Hallo Alexander und :willkommen

Fressen sie denn ? Und welche Wasserwerte hat dein Teich ?


----------



## alexander (3. Apr. 2009)

*AW:  störe sind gegenwärtig sehr phlegmatisch*

hallo uwe die störe fressen und die wasserwerte sind nach messung eines experten top


----------



## Christine (3. Apr. 2009)

*AW:  störe sind gegenwärtig sehr phlegmatisch*



alexander schrieb:


> ...messung eines experten...



Hallo Alexander,

auch von mir herzlich willkommen.

Und - kann Dir Dein Experte nicht sagen, was mit den Stören los ist?

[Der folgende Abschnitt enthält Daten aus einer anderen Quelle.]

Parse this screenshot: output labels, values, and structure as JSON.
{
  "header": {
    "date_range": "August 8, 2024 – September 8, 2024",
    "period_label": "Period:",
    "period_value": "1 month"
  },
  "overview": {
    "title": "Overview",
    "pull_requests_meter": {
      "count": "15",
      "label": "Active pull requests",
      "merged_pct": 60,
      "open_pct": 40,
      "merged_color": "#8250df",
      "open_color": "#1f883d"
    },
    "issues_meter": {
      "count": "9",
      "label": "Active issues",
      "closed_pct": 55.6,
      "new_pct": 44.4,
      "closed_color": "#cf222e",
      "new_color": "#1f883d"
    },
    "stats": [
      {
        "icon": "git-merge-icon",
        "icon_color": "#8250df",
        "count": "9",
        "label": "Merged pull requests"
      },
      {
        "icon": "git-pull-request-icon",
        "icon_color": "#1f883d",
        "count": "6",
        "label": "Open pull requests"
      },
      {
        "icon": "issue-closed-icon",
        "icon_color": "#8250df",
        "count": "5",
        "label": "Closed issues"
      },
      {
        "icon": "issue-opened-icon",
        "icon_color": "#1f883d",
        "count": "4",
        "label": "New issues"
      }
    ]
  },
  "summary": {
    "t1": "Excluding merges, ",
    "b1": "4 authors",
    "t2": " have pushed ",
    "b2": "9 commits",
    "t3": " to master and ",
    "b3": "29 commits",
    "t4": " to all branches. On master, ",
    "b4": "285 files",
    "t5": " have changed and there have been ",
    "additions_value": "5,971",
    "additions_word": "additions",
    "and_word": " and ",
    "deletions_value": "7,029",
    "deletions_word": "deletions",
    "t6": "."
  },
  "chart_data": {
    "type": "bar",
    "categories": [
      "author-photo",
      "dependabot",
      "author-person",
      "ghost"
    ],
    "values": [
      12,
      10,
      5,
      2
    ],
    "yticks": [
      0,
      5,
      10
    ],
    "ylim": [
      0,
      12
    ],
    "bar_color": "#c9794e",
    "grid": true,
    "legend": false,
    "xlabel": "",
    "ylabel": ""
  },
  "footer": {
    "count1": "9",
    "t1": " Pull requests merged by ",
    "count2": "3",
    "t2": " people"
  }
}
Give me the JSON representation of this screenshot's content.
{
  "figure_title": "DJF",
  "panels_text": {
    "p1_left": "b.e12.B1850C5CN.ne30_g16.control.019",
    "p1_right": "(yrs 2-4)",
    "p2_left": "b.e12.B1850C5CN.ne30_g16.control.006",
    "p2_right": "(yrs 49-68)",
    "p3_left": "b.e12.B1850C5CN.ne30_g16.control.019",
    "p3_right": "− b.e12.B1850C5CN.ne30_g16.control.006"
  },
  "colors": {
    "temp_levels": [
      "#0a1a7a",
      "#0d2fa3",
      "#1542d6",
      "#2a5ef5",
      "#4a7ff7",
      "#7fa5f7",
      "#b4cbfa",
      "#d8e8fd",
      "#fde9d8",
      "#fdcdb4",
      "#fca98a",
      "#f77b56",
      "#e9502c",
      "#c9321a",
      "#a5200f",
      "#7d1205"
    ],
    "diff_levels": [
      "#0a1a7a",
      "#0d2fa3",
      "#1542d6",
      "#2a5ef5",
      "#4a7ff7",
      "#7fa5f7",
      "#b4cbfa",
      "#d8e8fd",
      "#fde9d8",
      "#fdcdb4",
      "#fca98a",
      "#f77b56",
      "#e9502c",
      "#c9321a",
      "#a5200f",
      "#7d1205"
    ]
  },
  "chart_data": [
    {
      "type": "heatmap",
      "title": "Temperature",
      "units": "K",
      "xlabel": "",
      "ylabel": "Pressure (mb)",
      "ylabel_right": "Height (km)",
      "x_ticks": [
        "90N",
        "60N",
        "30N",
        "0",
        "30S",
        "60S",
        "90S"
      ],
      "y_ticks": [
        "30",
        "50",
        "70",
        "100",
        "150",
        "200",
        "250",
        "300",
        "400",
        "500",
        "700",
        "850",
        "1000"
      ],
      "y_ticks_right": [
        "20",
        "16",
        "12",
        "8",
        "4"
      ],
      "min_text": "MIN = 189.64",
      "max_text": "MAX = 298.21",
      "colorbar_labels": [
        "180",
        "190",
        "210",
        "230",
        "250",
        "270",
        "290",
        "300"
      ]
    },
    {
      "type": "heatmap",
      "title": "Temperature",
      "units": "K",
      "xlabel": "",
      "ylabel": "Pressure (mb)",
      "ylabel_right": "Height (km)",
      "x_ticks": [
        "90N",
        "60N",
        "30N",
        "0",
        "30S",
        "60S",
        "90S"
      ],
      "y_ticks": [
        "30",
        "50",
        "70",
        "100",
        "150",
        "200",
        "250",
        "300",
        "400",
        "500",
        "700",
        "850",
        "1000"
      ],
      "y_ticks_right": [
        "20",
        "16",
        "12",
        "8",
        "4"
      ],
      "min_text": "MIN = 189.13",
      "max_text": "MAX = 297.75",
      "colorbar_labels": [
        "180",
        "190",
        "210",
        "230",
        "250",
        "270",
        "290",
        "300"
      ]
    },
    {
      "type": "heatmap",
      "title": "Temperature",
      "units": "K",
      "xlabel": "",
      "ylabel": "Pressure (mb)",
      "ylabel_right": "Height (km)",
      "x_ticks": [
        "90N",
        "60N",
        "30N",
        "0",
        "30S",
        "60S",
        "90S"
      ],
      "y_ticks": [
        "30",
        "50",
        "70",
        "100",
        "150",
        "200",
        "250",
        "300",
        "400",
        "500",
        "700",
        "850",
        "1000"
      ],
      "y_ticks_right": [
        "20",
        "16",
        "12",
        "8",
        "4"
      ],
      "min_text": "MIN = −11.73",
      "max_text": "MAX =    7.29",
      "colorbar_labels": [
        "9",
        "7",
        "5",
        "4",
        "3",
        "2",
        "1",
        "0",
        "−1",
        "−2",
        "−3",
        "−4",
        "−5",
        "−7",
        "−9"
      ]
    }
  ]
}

Wenn unsere Stör- und Fischspezies Dir weiterhelfen sollen, musst Du Ihren schon genauere Angaben machen und dazu gehören die von Uwe angefragten Wasserwerte. Mit der Aussage "top" können sie nichts anfangen. Was für einen __ Goldfisch super ist, muss für einen Stör noch lange nicht gut sein.


----------



## stu_fishing (3. Apr. 2009)

*AW:  störe sind gegenwärtig sehr phlegmatisch*

Ich würde mir da aktuell noch keine Sorgen machen- es kann durchaus noch an den kalten Wassertemperaturen liegen. Meine Waxdick und Sterlets sind auch noch inaktiv, während die Hausen und baeriis bereits fleißig ihre Runden drehen.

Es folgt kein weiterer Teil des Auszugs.